Es una pieza de costumbrismo de confección clásica y tradicional en sus mimbres, que se posa sobre temas delicados como las competencias de hombres y mujeres, y que trae consideraciones sexuales (no tantas) que aquí quedarían descontextualizadas y sometidas a las inercias estúpidas y majaderas de internet, pero que tonterías no son y que en ocasiones deslumbran como reflejos súbitos en el retrovisor.
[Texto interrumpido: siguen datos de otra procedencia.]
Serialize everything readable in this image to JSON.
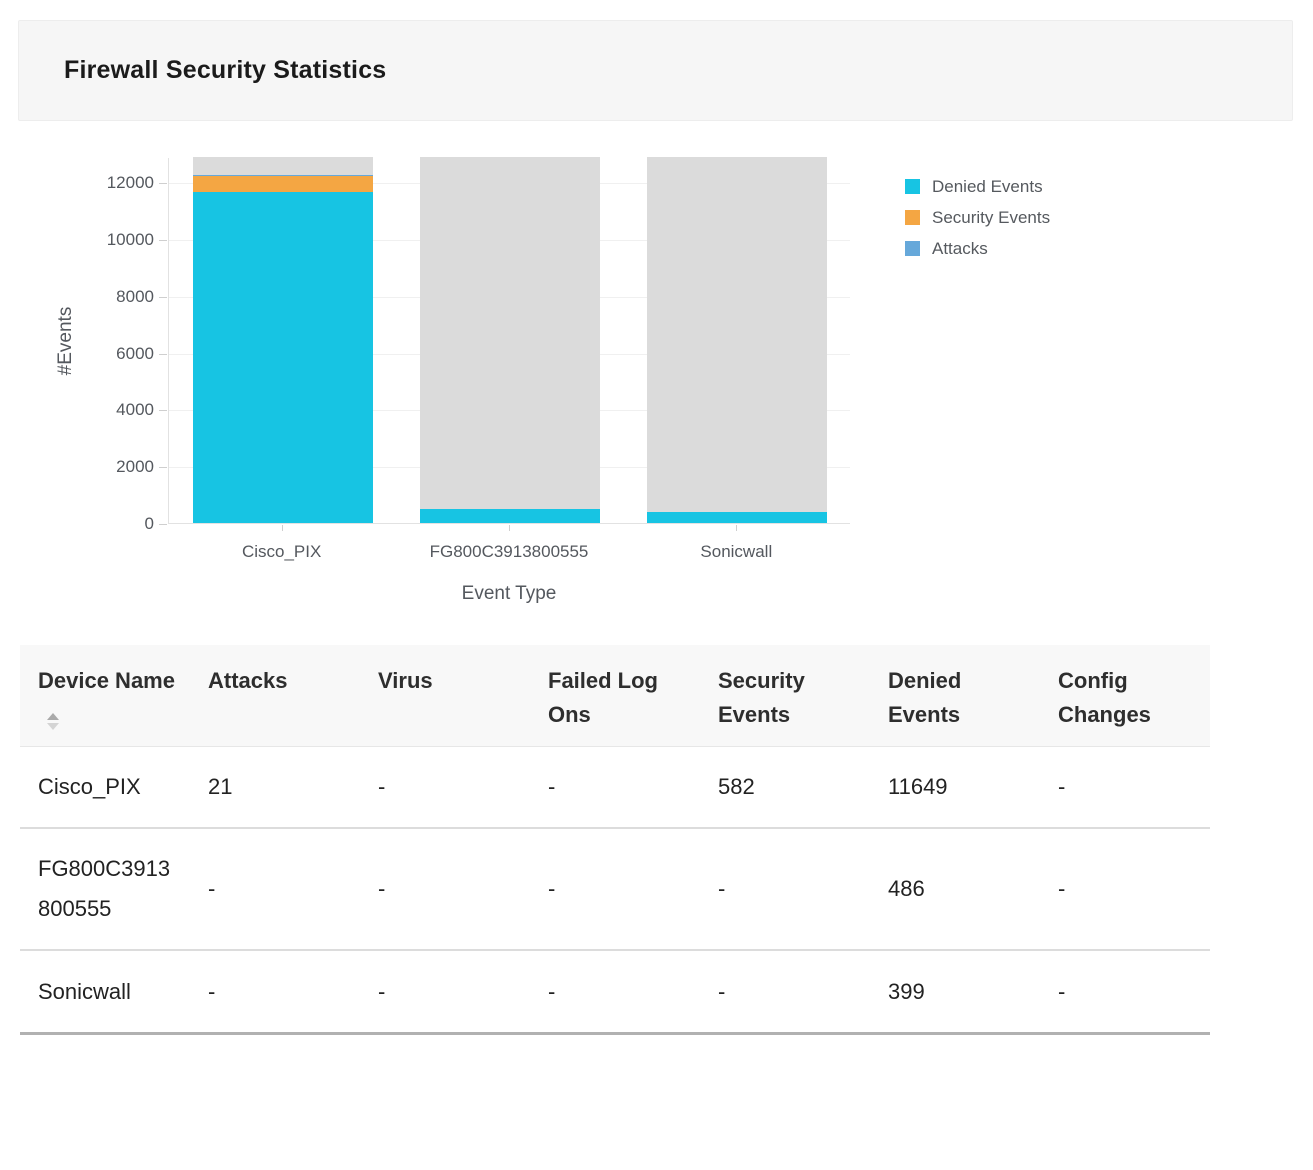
{
  "header": {
    "title": "Firewall Security Statistics"
  },
  "chart_data": {
    "type": "bar",
    "stacked": true,
    "title": "",
    "xlabel": "Event Type",
    "ylabel": "#Events",
    "categories": [
      "Cisco_PIX",
      "FG800C3913800555",
      "Sonicwall"
    ],
    "series": [
      {
        "name": "Denied Events",
        "color": "#17C4E3",
        "values": [
          11649,
          486,
          399
        ]
      },
      {
        "name": "Security Events",
        "color": "#F4A643",
        "values": [
          582,
          0,
          0
        ]
      },
      {
        "name": "Attacks",
        "color": "#66A8DA",
        "values": [
          21,
          0,
          0
        ]
      }
    ],
    "y_ticks": [
      0,
      2000,
      4000,
      6000,
      8000,
      10000,
      12000
    ],
    "ylim": [
      0,
      12890
    ],
    "grid": true,
    "legend_position": "right",
    "bar_track_color": "#DBDBDB"
  },
  "icons": {
    "device_name_sort": "sort-up-down-triangles"
  },
  "table": {
    "columns": [
      {
        "label": "Device Name",
        "sortable": true
      },
      {
        "label": "Attacks",
        "sortable": false
      },
      {
        "label": "Virus",
        "sortable": false
      },
      {
        "label": "Failed Log Ons",
        "sortable": false
      },
      {
        "label": "Security Events",
        "sortable": false
      },
      {
        "label": "Denied Events",
        "sortable": false
      },
      {
        "label": "Config Changes",
        "sortable": false
      }
    ],
    "rows": [
      [
        "Cisco_PIX",
        "21",
        "-",
        "-",
        "582",
        "11649",
        "-"
      ],
      [
        "FG800C3913800555",
        "-",
        "-",
        "-",
        "-",
        "486",
        "-"
      ],
      [
        "Sonicwall",
        "-",
        "-",
        "-",
        "-",
        "399",
        "-"
      ]
    ]
  }
}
Es también una enumeración de hitos existenciales que se da morbosamente a los pormenores del infortunio como solo saben hacerlo, siempre por gusto, aquellos moralistas que son a la vez pornógrafos; y es, como de costumbre en su autor, un perseverante y tierno canto a la vida en toda su dolorosa e intratable magnitud. Un tranquilizador arrullo decadentista (y qué es el decadentismo sino vitalismo destilado en espirituoso) que nos recuerda, página a página y en cada una de sus líneas, que uno nunca llega a imaginar “hasta qué punto suele ser poca cosa la vida de la gente, y tampoco llega uno muy lejos cuando forma parte de esa ‘gente’, cosa que más o menos sucede siempre”.